The highlights of their findings included:

  • When posters receive a comment from the social bot, they are more likely to receive engagement from peers.

    “We tried to figure out why people appreciate the bot comment and engage further with the post,” Gao said. “We found several mechanisms. One is that the bot comment is relevant most of the time. The bot can contribute some subjective opinions and even provide some emotional support. All these textual characteristics can explain the positive effect of the bot comment on the post-level engagement.”

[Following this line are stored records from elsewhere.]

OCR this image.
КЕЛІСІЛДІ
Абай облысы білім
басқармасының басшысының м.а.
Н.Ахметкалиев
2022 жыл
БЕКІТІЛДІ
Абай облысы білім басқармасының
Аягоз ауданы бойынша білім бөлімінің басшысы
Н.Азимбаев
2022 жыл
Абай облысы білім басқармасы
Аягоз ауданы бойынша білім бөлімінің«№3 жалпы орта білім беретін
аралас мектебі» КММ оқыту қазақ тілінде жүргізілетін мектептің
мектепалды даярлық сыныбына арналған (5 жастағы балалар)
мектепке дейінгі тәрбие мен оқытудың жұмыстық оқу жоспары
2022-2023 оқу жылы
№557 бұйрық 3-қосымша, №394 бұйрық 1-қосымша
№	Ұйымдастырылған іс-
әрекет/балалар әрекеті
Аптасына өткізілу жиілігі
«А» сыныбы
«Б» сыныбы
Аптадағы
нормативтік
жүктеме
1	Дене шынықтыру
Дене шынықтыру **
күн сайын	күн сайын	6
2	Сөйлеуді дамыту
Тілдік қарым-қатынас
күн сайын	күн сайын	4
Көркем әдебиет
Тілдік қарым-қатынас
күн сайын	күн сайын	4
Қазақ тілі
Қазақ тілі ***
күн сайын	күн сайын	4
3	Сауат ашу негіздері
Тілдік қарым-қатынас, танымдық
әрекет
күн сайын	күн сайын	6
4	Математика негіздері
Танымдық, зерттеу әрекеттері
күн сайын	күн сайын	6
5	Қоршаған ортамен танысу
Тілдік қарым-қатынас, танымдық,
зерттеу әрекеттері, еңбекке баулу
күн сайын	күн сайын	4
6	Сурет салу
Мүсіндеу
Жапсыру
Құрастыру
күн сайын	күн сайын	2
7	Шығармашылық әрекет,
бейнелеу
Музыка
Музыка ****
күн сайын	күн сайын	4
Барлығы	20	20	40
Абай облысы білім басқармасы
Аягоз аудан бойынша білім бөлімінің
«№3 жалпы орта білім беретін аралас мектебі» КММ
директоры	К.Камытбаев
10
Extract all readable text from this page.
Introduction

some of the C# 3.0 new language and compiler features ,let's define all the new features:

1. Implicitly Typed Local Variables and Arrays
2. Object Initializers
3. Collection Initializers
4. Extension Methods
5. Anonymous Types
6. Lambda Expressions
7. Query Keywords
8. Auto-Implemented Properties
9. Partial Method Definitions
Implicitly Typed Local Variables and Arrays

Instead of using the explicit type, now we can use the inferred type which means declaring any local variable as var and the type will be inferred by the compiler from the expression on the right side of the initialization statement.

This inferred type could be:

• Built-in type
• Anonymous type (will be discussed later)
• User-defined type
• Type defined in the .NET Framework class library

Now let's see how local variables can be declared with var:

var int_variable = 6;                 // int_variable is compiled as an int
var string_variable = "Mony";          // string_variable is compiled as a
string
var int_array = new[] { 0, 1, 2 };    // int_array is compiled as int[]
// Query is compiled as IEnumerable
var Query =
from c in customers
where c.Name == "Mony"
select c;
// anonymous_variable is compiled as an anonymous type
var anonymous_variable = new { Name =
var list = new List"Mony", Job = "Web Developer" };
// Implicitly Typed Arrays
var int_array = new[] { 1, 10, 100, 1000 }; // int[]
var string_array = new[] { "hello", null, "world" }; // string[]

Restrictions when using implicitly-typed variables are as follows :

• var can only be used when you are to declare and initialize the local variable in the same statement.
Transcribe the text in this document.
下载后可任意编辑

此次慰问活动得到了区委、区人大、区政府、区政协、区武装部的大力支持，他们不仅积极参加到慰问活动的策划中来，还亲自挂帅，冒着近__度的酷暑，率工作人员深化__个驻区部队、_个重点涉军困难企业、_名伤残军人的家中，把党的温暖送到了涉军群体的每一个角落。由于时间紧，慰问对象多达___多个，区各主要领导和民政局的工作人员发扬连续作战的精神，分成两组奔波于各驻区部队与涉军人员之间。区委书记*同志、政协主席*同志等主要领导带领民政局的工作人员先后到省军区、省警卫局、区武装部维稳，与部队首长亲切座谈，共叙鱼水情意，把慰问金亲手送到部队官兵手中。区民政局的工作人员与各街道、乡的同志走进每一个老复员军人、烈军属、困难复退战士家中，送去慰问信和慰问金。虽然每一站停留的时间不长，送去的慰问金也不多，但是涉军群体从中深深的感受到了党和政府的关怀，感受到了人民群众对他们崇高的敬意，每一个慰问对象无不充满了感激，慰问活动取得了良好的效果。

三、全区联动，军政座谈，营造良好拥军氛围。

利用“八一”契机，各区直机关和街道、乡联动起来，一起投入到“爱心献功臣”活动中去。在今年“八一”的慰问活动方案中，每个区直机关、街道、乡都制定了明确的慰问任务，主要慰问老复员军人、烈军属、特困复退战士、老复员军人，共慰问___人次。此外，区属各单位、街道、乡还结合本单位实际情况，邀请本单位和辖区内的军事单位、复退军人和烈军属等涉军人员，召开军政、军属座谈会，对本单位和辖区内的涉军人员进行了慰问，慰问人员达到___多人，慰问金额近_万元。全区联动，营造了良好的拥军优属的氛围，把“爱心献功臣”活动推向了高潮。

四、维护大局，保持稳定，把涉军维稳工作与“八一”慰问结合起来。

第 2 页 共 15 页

  • There was no significant difference in further interaction between the posts that had human and bot comments, but they both engaged at a higher rate than the ones with no initial comments. “That means the social bot does help in socialization,” Gao said.
  • Users who receive bot comments are more likely to engage more with the social bot, but it didn’t increase their overall posting activity.

  • Platforms would be more effective in targeting active users. “We think the platform’s strategy is not optimal,” Gao concluded. “They are still targeting those users who are less active, hoping they’ll be more active. But our findings suggest that it is not that efficient. You should put more bot comments under the posts of more active users because they will become even more active. Their peers will become more active and engage more with more active users. In that sense, you will optimize the whole engagement level at that platform.”
  • Platforms need to regulate the social bots, and governments may need to as well.

“Even as late as three years ago, computer algorithms were not that smart,” Gao said. “However, today with LLMs, AI can generate much better responses.  It can provide some attractive and interesting responses and emotional support. In the meantime, if the LLM hallucinates or produces misinformation and learns some bias from your training data, then the LLM will become a bad social actor. Therefore, platforms need to do the fine-tuning; otherwise, your chatbot is more likely to produce errors.”

Gao has a tangential interest in misinformation, having a paper recently accepted for publication in Information Systems Research, titled “Can Crowdchecking Curb Misinformation? Evidence from Community Notes.” He says that because noises or low-quality information might exist in the training data, social bots, which are also frequently used for fact-checking purposes, might give information that they believe is true, but which may not be true. Therefore, he suggests government regulations are needed to determine what you can and cannot do with a large language model on social platforms.

 


“The assumption is that people can realize the bot is not reliable,” Gao said. “What if the person doesn’t know the ground truth, and the person simply trusts the social bot? Perhaps the bot is right 99 out of 100 times. What if the person doesn’t realize the one mistake? The mistake could have serious consequences.”

Gao notes that, as social bots are relatively new, there needs to be more research to help optimize them. For instance, users don’t just talk to social bots once; they do so regularly. How do these human-bot relationships evolve as the interaction goes on? Do their relationships grow stronger? Does the bot’s reply matter in terms of relationship bonding?

“Social media users are willing to talk to social bots,” Gao said. “They can treat social bots like their friends. The bot can provide something interesting, like opinions or emotional support.”